The SABS may counter the move by tyre manufacturers to stop paying levies to the body by issuing a directive prohibiting the sale of all vehicle tyres that have not been tested.
The SA Bureau of Standards (SABS) may counter the move by tyre manufacturers to stop paying levies to the body by issuing a directive prohibiting the sale of all vehicle tyres that have not been tested.
On Monday, the SABS reacted to a decision by the South African tyre manufacturers conference (SATMC) to stop payments following what they called “the deterioration in the level of service delivered by the body to the automotive industry”.
CARtoday.com yesterday quoted Etienne Human, the executive director of the SATMC, saying Bridgestone-Firestone, Continental, Dunlop and Goodyear had paid their levies up to 2001 but were holding back last year’s payments.
Meanwhile, Eugene Julies, the chief executive and president of SABS, said he had received this news “with shock”, adding that the tyre manufacturers “would not be allowed to unilaterally disregard what was effectively a tax levy to ensure consumer safety and health”.
“By withholding funds they are in effect applying double standards to the very complaints of non-service delivery that they wish to correct,” Julies said.
Julies told that tyre testing had “gone awry” under the management of Wimpie Lyons. Lyons, the suspended manager of SABS’s vehicle regulatory department, has accused Paul Maclons, the suspended divisional director of this department, of fraud. Both are facing disciplinary hearings.
Julies further said it was under Lyons’ management that some tyre samples were not sent for testing as required. “Most of these problems are being rectified. What we wish to see is that the consumer is protected, even if the industry has problems with the SABS.”

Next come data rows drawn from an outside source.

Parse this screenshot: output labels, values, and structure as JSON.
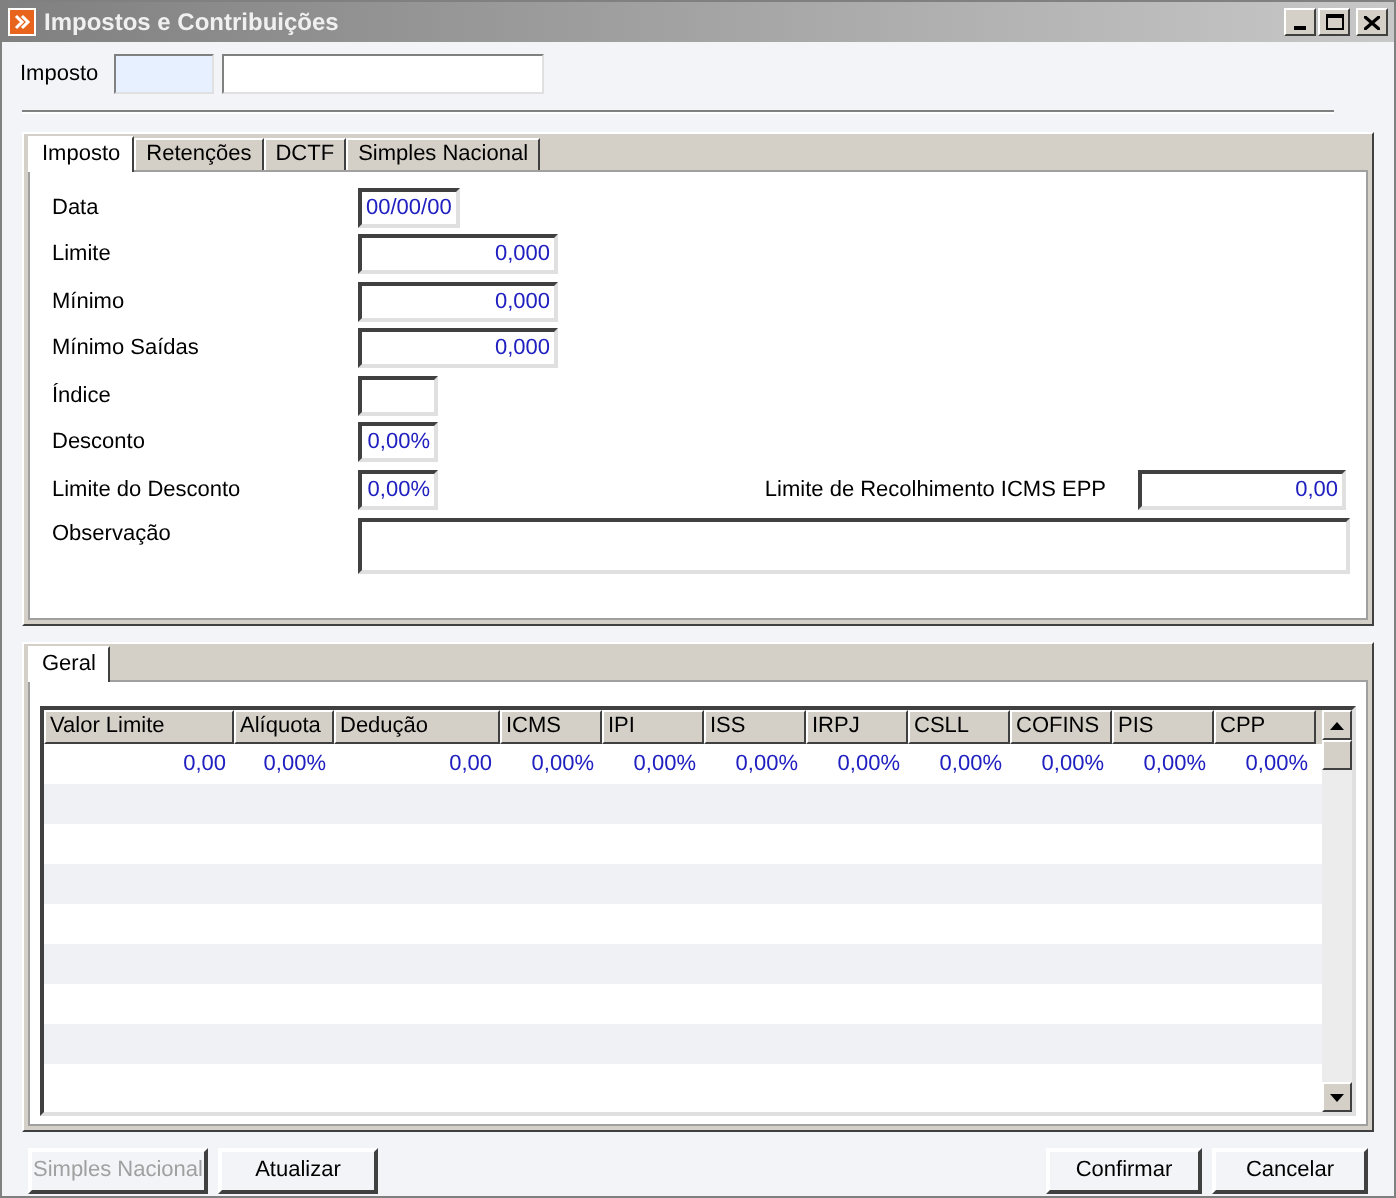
{
  "window": {
    "title": "Impostos e Contribuições"
  },
  "imposto": {
    "label": "Imposto"
  },
  "tabs": [
    {
      "label": "Imposto",
      "selected": true
    },
    {
      "label": "Retenções",
      "selected": false
    },
    {
      "label": "DCTF",
      "selected": false
    },
    {
      "label": "Simples Nacional",
      "selected": false
    }
  ],
  "fields": [
    {
      "label": "Data",
      "value": "00/00/00",
      "kind": "date"
    },
    {
      "label": "Limite",
      "value": "0,000",
      "kind": "amount"
    },
    {
      "label": "Mínimo",
      "value": "0,000",
      "kind": "amount"
    },
    {
      "label": "Mínimo Saídas",
      "value": "0,000",
      "kind": "amount"
    },
    {
      "label": "Índice",
      "kind": "index"
    },
    {
      "label": "Desconto",
      "value": "0,00%",
      "kind": "percent"
    },
    {
      "label": "Limite do Desconto",
      "value": "0,00%",
      "kind": "percent"
    }
  ],
  "limite_icms": {
    "label": "Limite de Recolhimento ICMS EPP",
    "value": "0,00"
  },
  "observacao": {
    "label": "Observação"
  },
  "grid_tabs": [
    {
      "label": "Geral",
      "selected": true
    }
  ],
  "table": {
    "columns": [
      "Valor Limite",
      "Alíquota",
      "Dedução",
      "ICMS",
      "IPI",
      "ISS",
      "IRPJ",
      "CSLL",
      "COFINS",
      "PIS",
      "CPP"
    ],
    "rows": [
      [
        "0,00",
        "0,00%",
        "0,00",
        "0,00%",
        "0,00%",
        "0,00%",
        "0,00%",
        "0,00%",
        "0,00%",
        "0,00%",
        "0,00%"
      ]
    ]
  },
  "left_buttons": [
    {
      "label": "Simples Nacional",
      "disabled": true
    },
    {
      "label": "Atualizar",
      "disabled": false
    }
  ],
  "right_buttons": [
    {
      "label": "Confirmar"
    },
    {
      "label": "Cancelar"
    }
  ]
}
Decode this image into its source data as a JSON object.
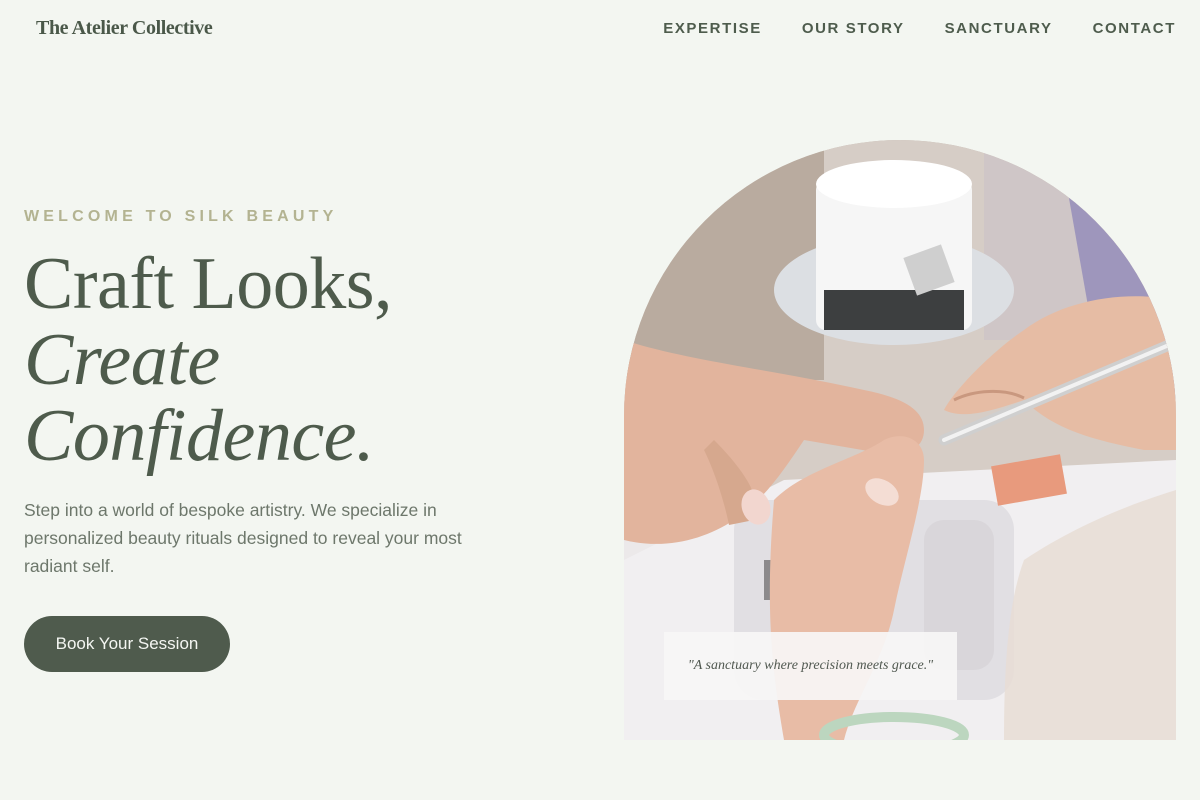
{
  "brand": {
    "name": "The Atelier Collective"
  },
  "nav": {
    "items": [
      {
        "label": "EXPERTISE"
      },
      {
        "label": "OUR STORY"
      },
      {
        "label": "SANCTUARY"
      },
      {
        "label": "CONTACT"
      }
    ]
  },
  "hero": {
    "eyebrow": "WELCOME TO SILK BEAUTY",
    "headline_line1": "Craft Looks,",
    "headline_line2": "Create",
    "headline_line3": "Confidence.",
    "description": "Step into a world of bespoke artistry. We specialize in personalized beauty rituals designed to reveal your most radiant self.",
    "cta_label": "Book Your Session",
    "quote": "\"A sanctuary where precision meets grace.\""
  },
  "colors": {
    "background": "#f3f6f1",
    "primary": "#4f5b4d",
    "eyebrow": "#b3b391",
    "body_text": "#6d776b"
  },
  "photo": {
    "subject": "manicure-in-progress"
  }
}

However, the SABS might be forced to take steps “to the full extent of the law against the industry” if the tyre manufacturers continued to withhold the levy, Julies was quoted as saying.
The SABS will meet the SATMC today. Julies said the SABS was likely to urge the industry to make their facilities available to the bureau, as was agreed in the past, for staff to monitor and approve the results.
“The whole result would be that both parties would have done their part in ensuring consumer safety and health,” he added.